Coronavirus

Virus, ministero allertato a gennaio. Ma perché non ha fatto nulla?

I rischi erano stati messi nero su bianco a gennaio, un paio di mesi prima che il coronavirus mettesse in ginocchio l'Italia. La sottovalutazione dell'esecutivo

Virus, ministero allertato a gennaio. Ma perché non ha fatto nulla?

L'emergenza sanitaria provocata dal nuovo coronavirus ha messo in ginocchio l'Italia. Eppure, questa emergenza, avrebbe potuto essere gestita meglio - o per lo meno contenuta - se solo il governo non avesse perso tempo prezioso.

Il Fatto Quotidiano ricostruisce quanto avvenuto esattamente a due mesi e 21 giorni fa, quando l'esecutivo era già in grado di immaginare vagamente il pericolo che avrebbe potuto correre il Paese da lì a poche settimane. Anzi: ai primi di febbraio c'era la certezza che il misterioso virus proveniente dalla Cina avrebbe mandato al collasso le terapie intensive dell'intero stivale.
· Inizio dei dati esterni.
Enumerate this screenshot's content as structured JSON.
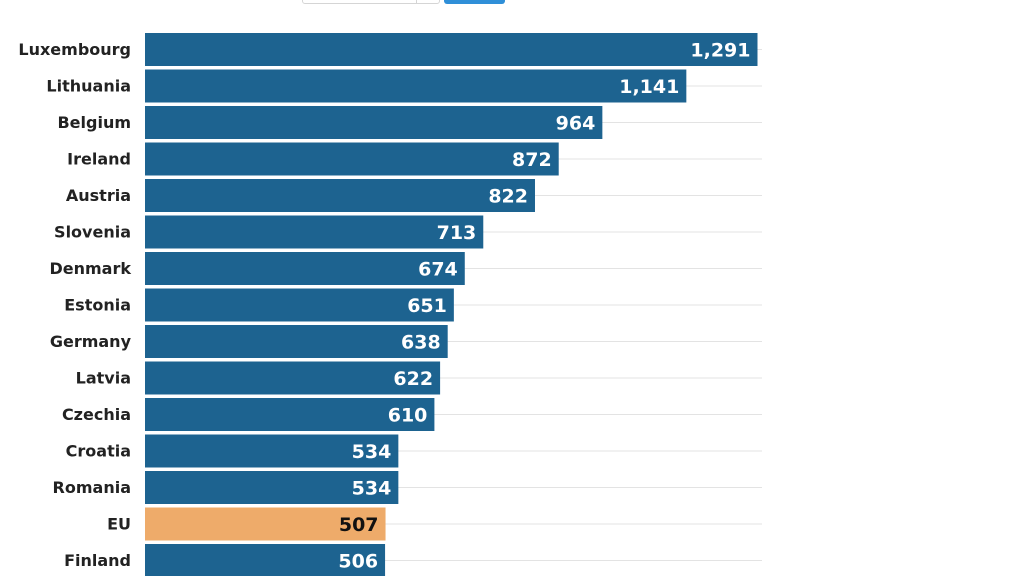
{
  "chart_data": {
    "type": "bar",
    "orientation": "horizontal",
    "categories": [
      "Luxembourg",
      "Lithuania",
      "Belgium",
      "Ireland",
      "Austria",
      "Slovenia",
      "Denmark",
      "Estonia",
      "Germany",
      "Latvia",
      "Czechia",
      "Croatia",
      "Romania",
      "EU",
      "Finland"
    ],
    "values": [
      1291,
      1141,
      964,
      872,
      822,
      713,
      674,
      651,
      638,
      622,
      610,
      534,
      534,
      507,
      506
    ],
    "value_labels": [
      "1,291",
      "1,141",
      "964",
      "872",
      "822",
      "713",
      "674",
      "651",
      "638",
      "622",
      "610",
      "534",
      "534",
      "507",
      "506"
    ],
    "highlight_category": "EU",
    "xlim": [
      0,
      1291
    ],
    "grid": true,
    "colors": {
      "bar": "#1d6390",
      "highlight": "#eeab6a",
      "value_text": "#ffffff",
      "highlight_value_text": "#111111",
      "grid": "#e3e3e3"
    }
  }
}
Riavvolgiamo il nastro e torniamo a gennaio, alla vigilia di Befana. In quei giorni gli italiani ascoltano con apprensione quanto sta accadendo in Cina, a Wuhan, a 10mila chilometri di distanza. In un primo momento le notizie non sono così drammatiche ma in breve la situazione precipita. Le iniziali decine di casi di polmonite grave diventano centinaia e, per la prima volta, si parla di Covid-19. L'Oms cerca di capire cosa sta accadendo, recupera i dati e li gira ai governi di tutto il mondo, Italia compresa.

Proprio il 5 gennaio il ministero della Salute invia ai vari enti, compreso l'Istituto superiore di sanità, l'ospedale Spallanzani di Roma e il Sacco di Milano, una nota di tre pagine intitolata "Polmonite da eziologia sconosciuta". Dal dicastero spiegano, in breve, la vicenda cinese: dalla chiusura del mercato ittico di Wuhan ai sintomi precisi per riconoscere il contagio scatenato dal virus.
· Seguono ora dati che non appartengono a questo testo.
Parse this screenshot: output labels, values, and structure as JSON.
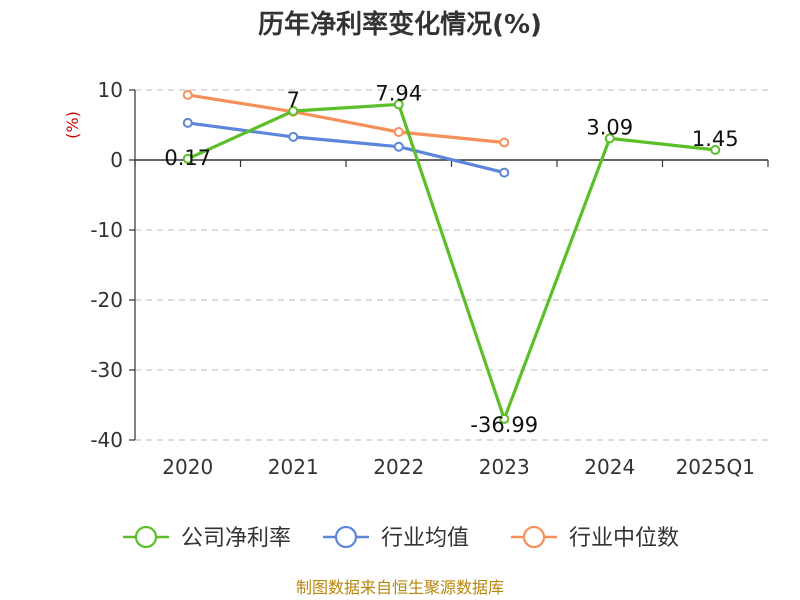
{
  "chart_data": {
    "type": "line",
    "title": "历年净利率变化情况(%)",
    "ylabel": "(%)",
    "categories": [
      "2020",
      "2021",
      "2022",
      "2023",
      "2024",
      "2025Q1"
    ],
    "ylim": [
      -40,
      10
    ],
    "yticks": [
      10,
      0,
      -10,
      -20,
      -30,
      -40
    ],
    "grid": true,
    "legend_position": "bottom",
    "series": [
      {
        "name": "公司净利率",
        "color": "#5cbf2a",
        "values": [
          0.17,
          7,
          7.94,
          -36.99,
          3.09,
          1.45
        ],
        "labels": [
          "0.17",
          "7",
          "7.94",
          "-36.99",
          "3.09",
          "1.45"
        ]
      },
      {
        "name": "行业均值",
        "color": "#5b86d9",
        "values": [
          5.3,
          3.3,
          1.9,
          -1.8,
          null,
          null
        ]
      },
      {
        "name": "行业中位数",
        "color": "#f5905a",
        "values": [
          9.3,
          6.9,
          4.0,
          2.5,
          null,
          null
        ]
      }
    ]
  },
  "source": "制图数据来自恒生聚源数据库"
}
La sottovalutazione del rischio

Nel documento si spiega nel dettaglio che “i segni e i sintomi clinici consistono principalmente in febbre, difficoltà respiratorie, mentre le radiografie al torace mostrano lesioni invasive in entrambi i polmoni”. Passano i giorni e la situazione in Cina precipita, fino al lockdown di Wuhan e della provincia dello Hubei.
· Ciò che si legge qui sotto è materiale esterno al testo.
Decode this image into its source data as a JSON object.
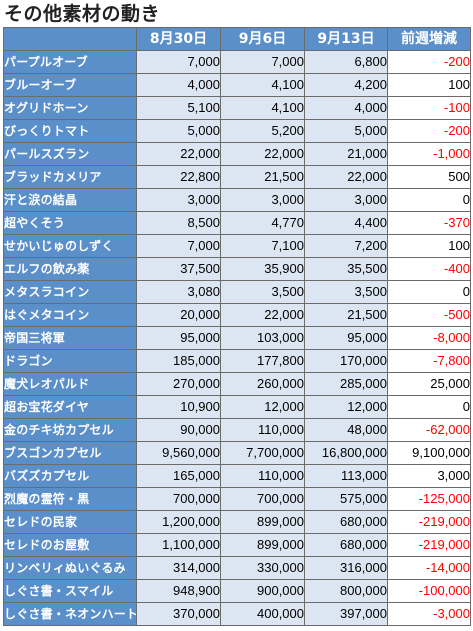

Insomma, tutto era già stato messo nero su bianco a gennaio, cioè un paio di mesi prima dell'avvento dell'inferno che avrebbe stravolto l'Italia. Il Fatto Quotidiano sottolinea inoltre come i vertici sanitari non abbiano trasmesso le sintomatologie del virus ai medici di base operativi sul territorio; solo dopo il 21 febbraio, cioè quando compare il famigerato paziente 1, si è tornato a parlare di misteriose polmoniti avvenute a cavallo tra dicembre e gennaio. Iniziano quindi le prime riunioni ma il nuovo coronavirus viene ancora considerato un rischio lontano.

Alla fine di gennaio la Germania segnala quattro casi di Covid-19. L'Italia, guardando solo alla Cina, chiude i voli con il gigante asiatico e il governo annuncia di essere “pronto”. Il problema è che il virus, nel frattempo, già circolava indisturbato nel Paese, proveniente dalla Baviera. In tutto questo l'esecutivo non invia linee chiare ai medici né si occupa di preparare gli ospedali.

I giorni passano e, complice un'eccessiva sottovalutazione, il Covid-19 fa terra bruciata.